Under the restructuring, which is designed to revive the group's flagging share price, Arjo will abandon its geographical structure in favour of three industrial divisions organised around its carbonless and thermal paper, speciality and coated paper, and merchanting divisions.

Arjo said that as a result it no longer needed a group chief executive, so Phillippe Beylier had agreed to step down.

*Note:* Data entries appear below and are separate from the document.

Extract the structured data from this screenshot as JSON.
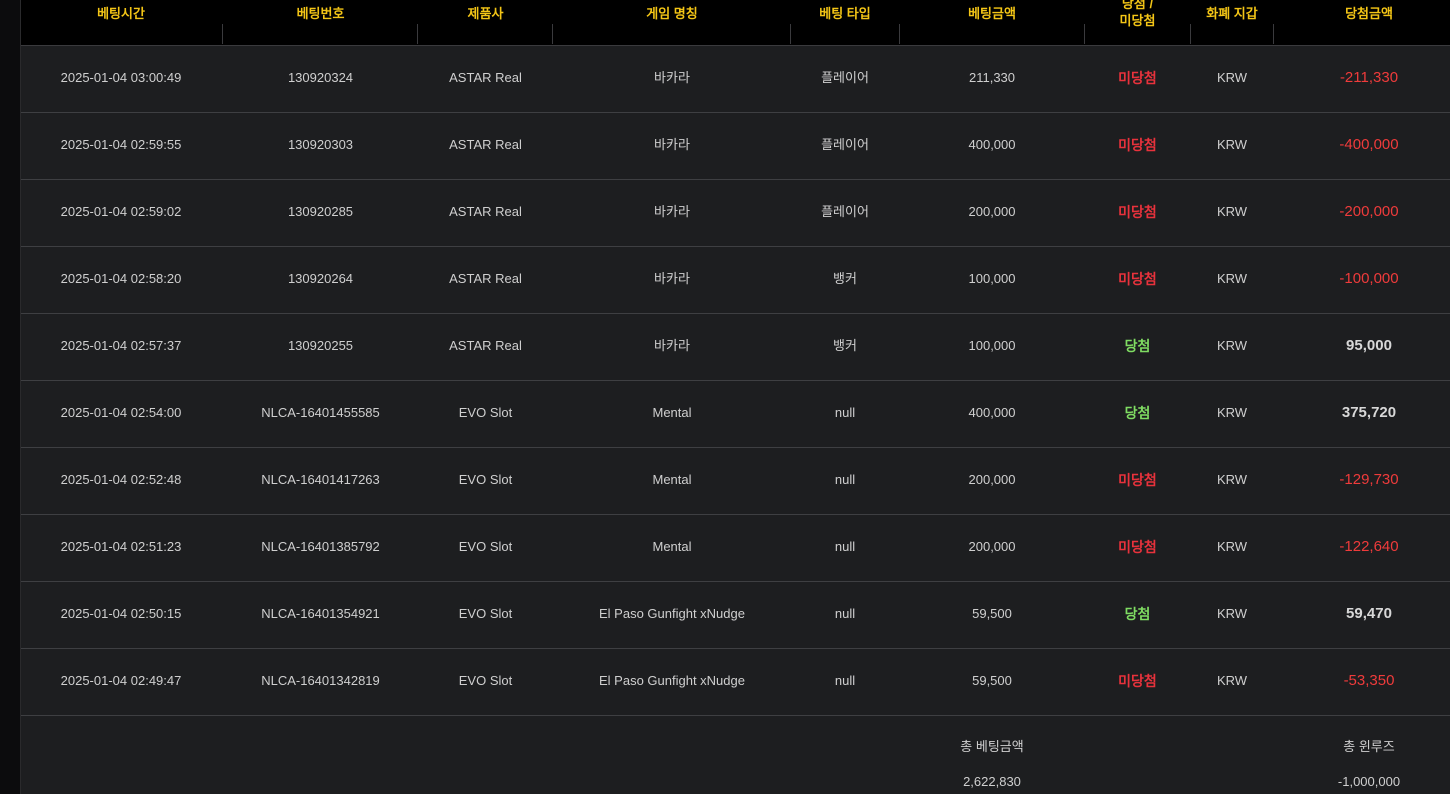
{
  "headers": {
    "bet_time": "베팅시간",
    "bet_no": "베팅번호",
    "vendor": "제품사",
    "game_name": "게임 명칭",
    "bet_type": "베팅 타입",
    "bet_amount": "베팅금액",
    "result_line1": "당첨 /",
    "result_line2": "미당첨",
    "currency": "화폐 지갑",
    "win_amount": "당첨금액"
  },
  "rows": [
    {
      "time": "2025-01-04 03:00:49",
      "bet_no": "130920324",
      "vendor": "ASTAR Real",
      "game": "바카라",
      "type": "플레이어",
      "amount": "211,330",
      "result": "미당첨",
      "currency": "KRW",
      "win_amount": "-211,330"
    },
    {
      "time": "2025-01-04 02:59:55",
      "bet_no": "130920303",
      "vendor": "ASTAR Real",
      "game": "바카라",
      "type": "플레이어",
      "amount": "400,000",
      "result": "미당첨",
      "currency": "KRW",
      "win_amount": "-400,000"
    },
    {
      "time": "2025-01-04 02:59:02",
      "bet_no": "130920285",
      "vendor": "ASTAR Real",
      "game": "바카라",
      "type": "플레이어",
      "amount": "200,000",
      "result": "미당첨",
      "currency": "KRW",
      "win_amount": "-200,000"
    },
    {
      "time": "2025-01-04 02:58:20",
      "bet_no": "130920264",
      "vendor": "ASTAR Real",
      "game": "바카라",
      "type": "뱅커",
      "amount": "100,000",
      "result": "미당첨",
      "currency": "KRW",
      "win_amount": "-100,000"
    },
    {
      "time": "2025-01-04 02:57:37",
      "bet_no": "130920255",
      "vendor": "ASTAR Real",
      "game": "바카라",
      "type": "뱅커",
      "amount": "100,000",
      "result": "당첨",
      "currency": "KRW",
      "win_amount": "95,000"
    },
    {
      "time": "2025-01-04 02:54:00",
      "bet_no": "NLCA-16401455585",
      "vendor": "EVO Slot",
      "game": "Mental",
      "type": "null",
      "amount": "400,000",
      "result": "당첨",
      "currency": "KRW",
      "win_amount": "375,720"
    },
    {
      "time": "2025-01-04 02:52:48",
      "bet_no": "NLCA-16401417263",
      "vendor": "EVO Slot",
      "game": "Mental",
      "type": "null",
      "amount": "200,000",
      "result": "미당첨",
      "currency": "KRW",
      "win_amount": "-129,730"
    },
    {
      "time": "2025-01-04 02:51:23",
      "bet_no": "NLCA-16401385792",
      "vendor": "EVO Slot",
      "game": "Mental",
      "type": "null",
      "amount": "200,000",
      "result": "미당첨",
      "currency": "KRW",
      "win_amount": "-122,640"
    },
    {
      "time": "2025-01-04 02:50:15",
      "bet_no": "NLCA-16401354921",
      "vendor": "EVO Slot",
      "game": "El Paso Gunfight xNudge",
      "type": "null",
      "amount": "59,500",
      "result": "당첨",
      "currency": "KRW",
      "win_amount": "59,470"
    },
    {
      "time": "2025-01-04 02:49:47",
      "bet_no": "NLCA-16401342819",
      "vendor": "EVO Slot",
      "game": "El Paso Gunfight xNudge",
      "type": "null",
      "amount": "59,500",
      "result": "미당첨",
      "currency": "KRW",
      "win_amount": "-53,350"
    }
  ],
  "summary": {
    "total_bet_label": "총 베팅금액",
    "total_bet_value": "2,622,830",
    "total_winloss_label": "총 윈루즈",
    "total_winloss_value": "-1,000,000"
  },
  "colors": {
    "header_text": "#f3c516",
    "lose": "#e8323c",
    "win": "#7fdc62",
    "negative_amount": "#ef3b3b",
    "background": "#1d1e20"
  }
}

Mr Beylier, chief executive for less than two years, was on a two-year contract and is expected to receive a payoff of more than pounds 800,000. Ken Minton, the non-executive chairman who designed the new structure, will take on a full-time role.

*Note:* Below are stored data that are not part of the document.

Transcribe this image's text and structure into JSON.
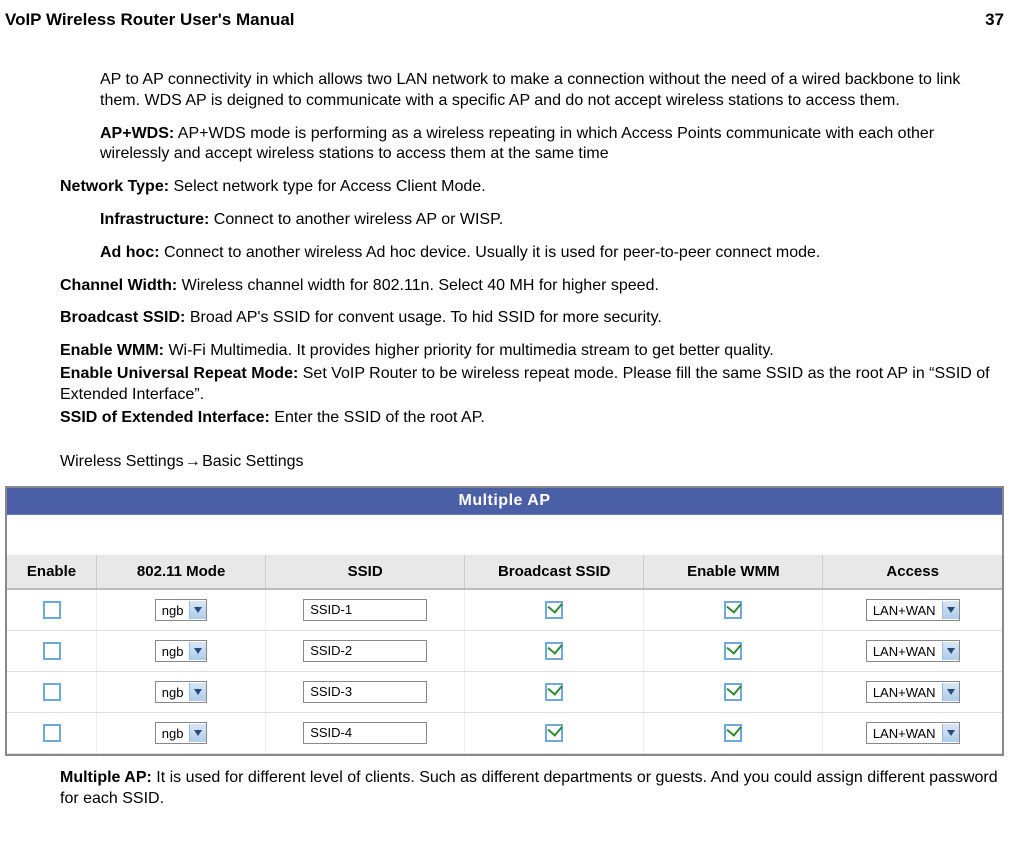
{
  "header": {
    "title": "VoIP Wireless Router User's Manual",
    "page": "37"
  },
  "paragraphs": {
    "ap_to_ap": "AP to AP connectivity in which allows two LAN network to make a connection without the need of a wired backbone to link them. WDS AP is deigned to communicate with a specific AP and do not accept wireless stations to access them.",
    "ap_wds_label": "AP+WDS:",
    "ap_wds_text": " AP+WDS mode is performing as a wireless repeating in which Access Points communicate with each other wirelessly and accept wireless stations to access them at the same time",
    "network_type_label": "Network Type:",
    "network_type_text": " Select network type for Access Client Mode.",
    "infra_label": "Infrastructure:",
    "infra_text": " Connect to another wireless AP or WISP.",
    "adhoc_label": "Ad hoc:",
    "adhoc_text": " Connect to another wireless Ad hoc device. Usually it is used for peer-to-peer connect mode.",
    "chwidth_label": "Channel Width:",
    "chwidth_text": " Wireless channel width for 802.11n. Select 40 MH for higher speed.",
    "bssid_label": "Broadcast SSID:",
    "bssid_text": " Broad AP's SSID for convent usage. To hid SSID for more security.",
    "wmm_label": "Enable WMM:",
    "wmm_text": " Wi-Fi Multimedia. It provides higher priority for multimedia stream to get better quality.",
    "urm_label": "Enable Universal Repeat Mode:",
    "urm_text": " Set VoIP Router to be wireless repeat mode. Please fill the same SSID as the root AP in “SSID of Extended Interface”.",
    "ssid_ext_label": "SSID of Extended Interface:",
    "ssid_ext_text": " Enter the SSID of the root AP.",
    "breadcrumb_a": "Wireless Settings ",
    "breadcrumb_arrow": "→",
    "breadcrumb_b": " Basic Settings",
    "multiple_ap_label": "Multiple AP:",
    "multiple_ap_text": " It is used for different level of clients. Such as different departments or guests. And you could assign different password for each SSID."
  },
  "table": {
    "title": "Multiple AP",
    "headers": {
      "enable": "Enable",
      "mode": "802.11 Mode",
      "ssid": "SSID",
      "broadcast": "Broadcast SSID",
      "wmm": "Enable WMM",
      "access": "Access"
    },
    "rows": [
      {
        "mode": "ngb",
        "ssid": "SSID-1",
        "access": "LAN+WAN"
      },
      {
        "mode": "ngb",
        "ssid": "SSID-2",
        "access": "LAN+WAN"
      },
      {
        "mode": "ngb",
        "ssid": "SSID-3",
        "access": "LAN+WAN"
      },
      {
        "mode": "ngb",
        "ssid": "SSID-4",
        "access": "LAN+WAN"
      }
    ]
  }
}
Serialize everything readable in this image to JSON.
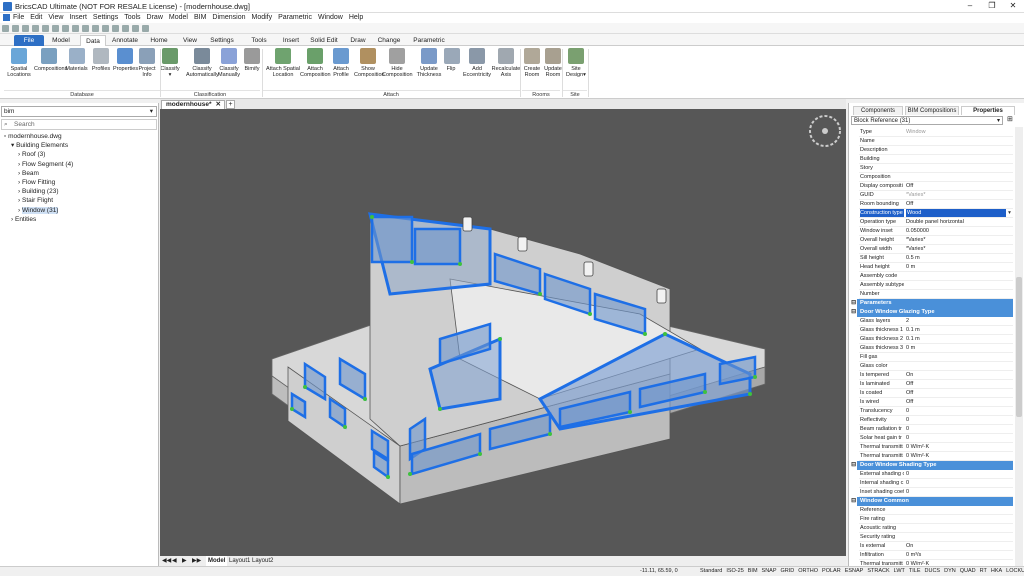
{
  "window": {
    "title": "BricsCAD Ultimate (NOT FOR RESALE License) - [modernhouse.dwg]"
  },
  "menu": [
    "File",
    "Edit",
    "View",
    "Insert",
    "Settings",
    "Tools",
    "Draw",
    "Model",
    "BIM",
    "Dimension",
    "Modify",
    "Parametric",
    "Window",
    "Help"
  ],
  "tabs": [
    "File",
    "Model",
    "Data",
    "Annotate",
    "Home",
    "View",
    "Settings",
    "Tools",
    "Insert",
    "Solid Edit",
    "Draw",
    "Change",
    "Parametric"
  ],
  "ribbon": {
    "buttons": [
      {
        "label": "Spatial\nLocations",
        "color": "#6aa6d8"
      },
      {
        "label": "Compositions",
        "color": "#7aa0c0"
      },
      {
        "label": "Materials",
        "color": "#9ab0c8"
      },
      {
        "label": "Profiles",
        "color": "#b0b8c0"
      },
      {
        "label": "Properties",
        "color": "#5a8fd0"
      },
      {
        "label": "Project\nInfo",
        "color": "#8aa0b8"
      },
      {
        "label": "Classify\n▾",
        "color": "#6a9a6a"
      },
      {
        "label": "Classify\nAutomatically",
        "color": "#7a8a9a"
      },
      {
        "label": "Classify\nManually",
        "color": "#8aa2d8"
      },
      {
        "label": "Bimify",
        "color": "#9a9a9a"
      },
      {
        "label": "Attach Spatial\nLocation",
        "color": "#6fa36f"
      },
      {
        "label": "Attach\nComposition",
        "color": "#6aa06a"
      },
      {
        "label": "Attach\nProfile",
        "color": "#6a9ad0"
      },
      {
        "label": "Show\nComposition",
        "color": "#b09060"
      },
      {
        "label": "Hide\nComposition",
        "color": "#a0a0a0"
      },
      {
        "label": "Update\nThickness",
        "color": "#7a9ac8"
      },
      {
        "label": "Flip",
        "color": "#9aa8b8"
      },
      {
        "label": "Add\nEccentricity",
        "color": "#8a98a8"
      },
      {
        "label": "Recalculate\nAxis",
        "color": "#a0a8b0"
      },
      {
        "label": "Create\nRoom",
        "color": "#b0a898"
      },
      {
        "label": "Update\nRoom",
        "color": "#a8a090"
      },
      {
        "label": "Site\nDesign▾",
        "color": "#7aa070"
      }
    ],
    "groups": [
      "Database",
      "Classification",
      "Attach",
      "Rooms",
      "Site"
    ]
  },
  "left_panel": {
    "select_value": "bim",
    "search_placeholder": "Search",
    "tree": [
      {
        "label": "modernhouse.dwg",
        "indent": 0,
        "prefix": ""
      },
      {
        "label": "Building Elements",
        "indent": 1,
        "prefix": "▾"
      },
      {
        "label": "Roof (3)",
        "indent": 2,
        "prefix": "›"
      },
      {
        "label": "Flow Segment (4)",
        "indent": 2,
        "prefix": "›"
      },
      {
        "label": "Beam",
        "indent": 2,
        "prefix": "›"
      },
      {
        "label": "Flow Fitting",
        "indent": 2,
        "prefix": "›"
      },
      {
        "label": "Building (23)",
        "indent": 2,
        "prefix": "›"
      },
      {
        "label": "Stair Flight",
        "indent": 2,
        "prefix": "›"
      },
      {
        "label": "Window (31)",
        "indent": 2,
        "prefix": "›",
        "selected": true
      },
      {
        "label": "Entities",
        "indent": 1,
        "prefix": "›"
      }
    ]
  },
  "viewport": {
    "tab": "modernhouse*",
    "plus": "+"
  },
  "layout_tabs": [
    "Model",
    "Layout1",
    "Layout2"
  ],
  "right_panel": {
    "tabs": [
      "Components",
      "BIM Compositions",
      "Properties"
    ],
    "block_ref": "Block Reference (31)",
    "rows": [
      {
        "k": "Type",
        "v": "Window",
        "g": true
      },
      {
        "k": "Name",
        "v": ""
      },
      {
        "k": "Description",
        "v": ""
      },
      {
        "k": "Building",
        "v": ""
      },
      {
        "k": "Story",
        "v": ""
      },
      {
        "k": "Composition",
        "v": ""
      },
      {
        "k": "Display compositi",
        "v": "Off"
      },
      {
        "k": "GUID",
        "v": "*Varies*",
        "g": true
      },
      {
        "k": "Room bounding",
        "v": "Off"
      },
      {
        "k": "Construction type",
        "v": "Wood",
        "hl": true
      },
      {
        "k": "Operation type",
        "v": "Double panel horizontal"
      },
      {
        "k": "Window inset",
        "v": "0.050000"
      },
      {
        "k": "Overall height",
        "v": "*Varies*"
      },
      {
        "k": "Overall width",
        "v": "*Varies*"
      },
      {
        "k": "Sill height",
        "v": "0.5 m"
      },
      {
        "k": "Head height",
        "v": "0 m"
      },
      {
        "k": "Assembly code",
        "v": ""
      },
      {
        "k": "Assembly subtype",
        "v": ""
      },
      {
        "k": "Number",
        "v": ""
      },
      {
        "sec": "Parameters"
      },
      {
        "sec": "Door Window Glazing Type"
      },
      {
        "k": "Glass layers",
        "v": "2"
      },
      {
        "k": "Glass thickness 1",
        "v": "0.1 m"
      },
      {
        "k": "Glass thickness 2",
        "v": "0.1 m"
      },
      {
        "k": "Glass thickness 3",
        "v": "0 m"
      },
      {
        "k": "Fill gas",
        "v": ""
      },
      {
        "k": "Glass color",
        "v": ""
      },
      {
        "k": "Is tempered",
        "v": "On"
      },
      {
        "k": "Is laminated",
        "v": "Off"
      },
      {
        "k": "Is coated",
        "v": "Off"
      },
      {
        "k": "Is wired",
        "v": "Off"
      },
      {
        "k": "Translucency",
        "v": "0"
      },
      {
        "k": "Reflectivity",
        "v": "0"
      },
      {
        "k": "Beam radiation tr",
        "v": "0"
      },
      {
        "k": "Solar heat gain tr",
        "v": "0"
      },
      {
        "k": "Thermal transmitt",
        "v": "0 W/m²·K"
      },
      {
        "k": "Thermal transmitt",
        "v": "0 W/m²·K"
      },
      {
        "sec": "Door Window Shading Type"
      },
      {
        "k": "External shading c",
        "v": "0"
      },
      {
        "k": "Internal shading c",
        "v": "0"
      },
      {
        "k": "Inset shading coef",
        "v": "0"
      },
      {
        "sec": "Window Common"
      },
      {
        "k": "Reference",
        "v": ""
      },
      {
        "k": "Fire rating",
        "v": ""
      },
      {
        "k": "Acoustic rating",
        "v": ""
      },
      {
        "k": "Security rating",
        "v": ""
      },
      {
        "k": "Is external",
        "v": "On"
      },
      {
        "k": "Infiltration",
        "v": "0 m³/s"
      },
      {
        "k": "Thermal transmitt",
        "v": "0 W/m²·K"
      }
    ]
  },
  "status": {
    "coords": "-11.11, 65.59, 0",
    "items": [
      "Standard",
      "ISO-25",
      "BIM",
      "SNAP",
      "GRID",
      "ORTHO",
      "POLAR",
      "ESNAP",
      "STRACK",
      "LWT",
      "TILE",
      "DUCS",
      "DYN",
      "QUAD",
      "RT",
      "HKA",
      "LOCKUI",
      "None"
    ]
  },
  "colors": {
    "accent": "#2d6fc5",
    "selection": "#1e6fe6",
    "viewport_bg": "#575757"
  }
}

Meanwhile Luca Paveri-Fontana, a non-executive director, will also take on an executive role in a sign that Ifil, the Italian holding company controlled by the Agnelli family that is Arjo's main shareholder, is taking a more active role in the company.

"We must achieve value for shareholders," Mr Minton said. "To achieve this we must organise the business in a different way."

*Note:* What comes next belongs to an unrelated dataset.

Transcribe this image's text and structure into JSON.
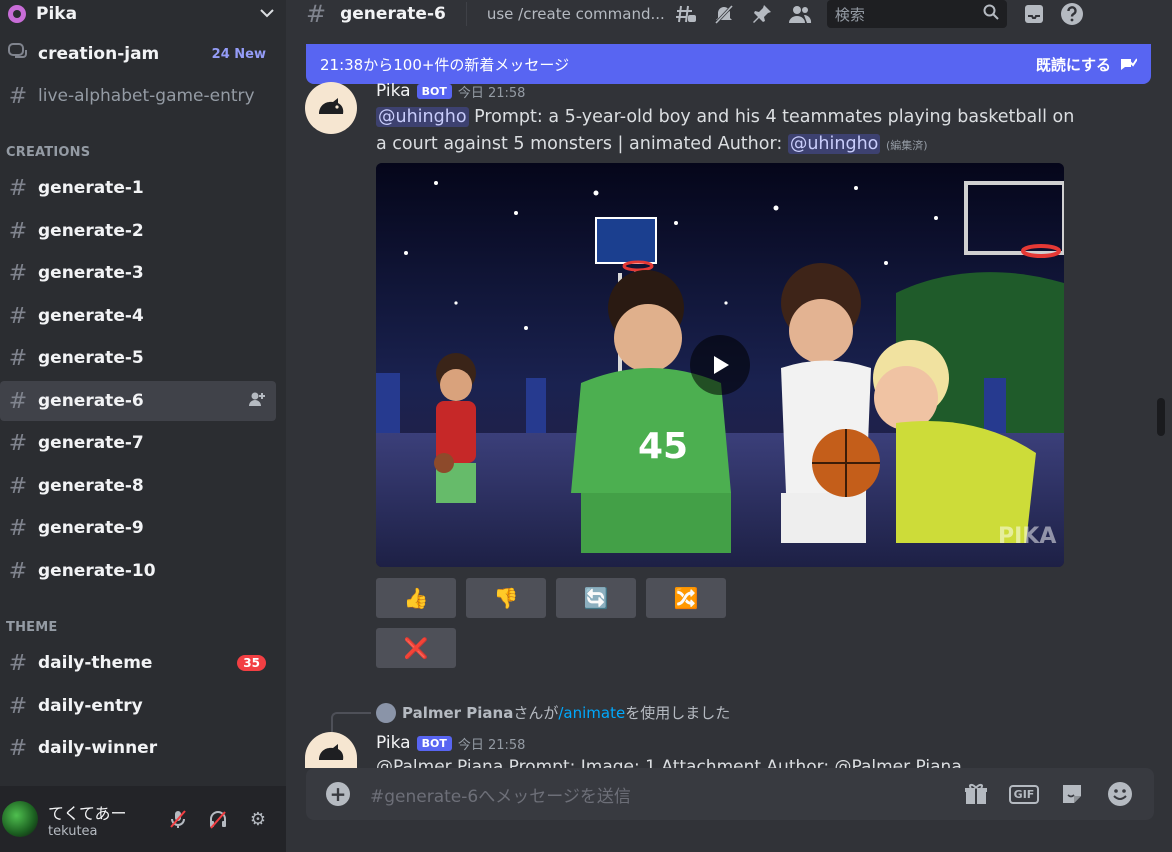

The restructuring will see Arjo combine its operations in Europe and the United States to create two international paper divisions. Arjo said the merger would cut costs, although it gave no indication of savings or job losses.

Mr Minton hinted that in the long term Arjo wanted to concentrate on its speciality and coated papers division. Meanwhile the carbonless and thermal unit, which supplies credit-card slips and fax paper, could be sold. "We will equip ourselves to take the value from that business sooner or later," Mr Minton said. He also hinted that the merchanting division could be merged with a rival.

City observers said the shakeup would allow investors better to judge the value of Arjo's component parts. The announcement was greeted with a 5.5p rise in the share price to 115p.Six months ago the shares were at 254p.

Mr Minton said the integration between the various parts of the company had been "somewhat limited" since 1990, when Arjo was created by the merger of French, British and American paper makers. But he stressed that the business would now be run on an international basis and that each division would have to justify new investments by showing they could earn a return in excess of their cost of capital.